A key feature is a collaborative UI that brings together COBOL code, modernization documentation, visual system diagrams, and generated issues in one workspace. Teams can explore the system at a high level, drill into specific modules, and see how risks, dependencies, and modernization tasks connect. The platform can automatically generate issues and plans of action tailored to constraints like budget, timeline, and target architecture, enabling coordinated execution across architects, engineers, and project managers.

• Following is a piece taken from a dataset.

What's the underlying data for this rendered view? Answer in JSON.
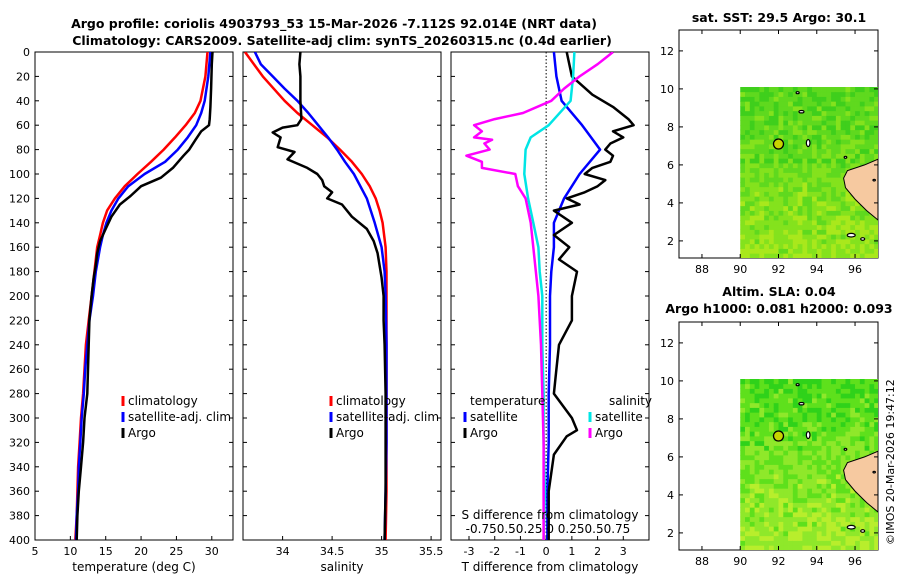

The design is security-first and cost-aware: it runs locally or in controlled environments, avoids sending proprietary code to external services by default, and scales horizontally using stateless agents and cached analysis. Optional use of the Wolfram Language adds rigorous data analysis, dependency graphing, and quantitative risk or timeline modeling. Overall, the project positions itself as an “AI modernization architect”—helping organizations safely understand and plan COBOL modernization before making irreversible decisions.

How I built it

The system was built using Python as the core backend to orchestrate COBOL parsing, document ingestion, and an agent-based AI workflow, with ANTLR-based COBOL grammars extracting structural metadata that is embedded using local embedding models and stored in a vector database (e.g., FAISS/Chroma). Local LLMs coordinate through an agent framework to perform code understanding, architecture synthesis, and issue generation, while Wolfram Language is used for dependency graph analysis and quantitative metrics. A FastAPI layer exposes these capabilities to a React-based web UI, where Mermaid.js/D3.js render architecture and dependency visualizations. All components are containerized with Docker, communicate through internal REST APIs, and are designed to run on-prem or in a VPC with encrypted storage, cached embeddings, and stateless workers to keep the system secure, scalable, and cost-efficient. I used Google AI Studio for a UI demo of the project.

Challenges I ran into / What I learned

This project has a lot of working parts, so trying to implement everything and get it working together is even still a work in progress.

Accomplishments that I'm proud of

Getting to see this idea go from idea to plan of action to GitHub repo and UI demo: this is actually possible!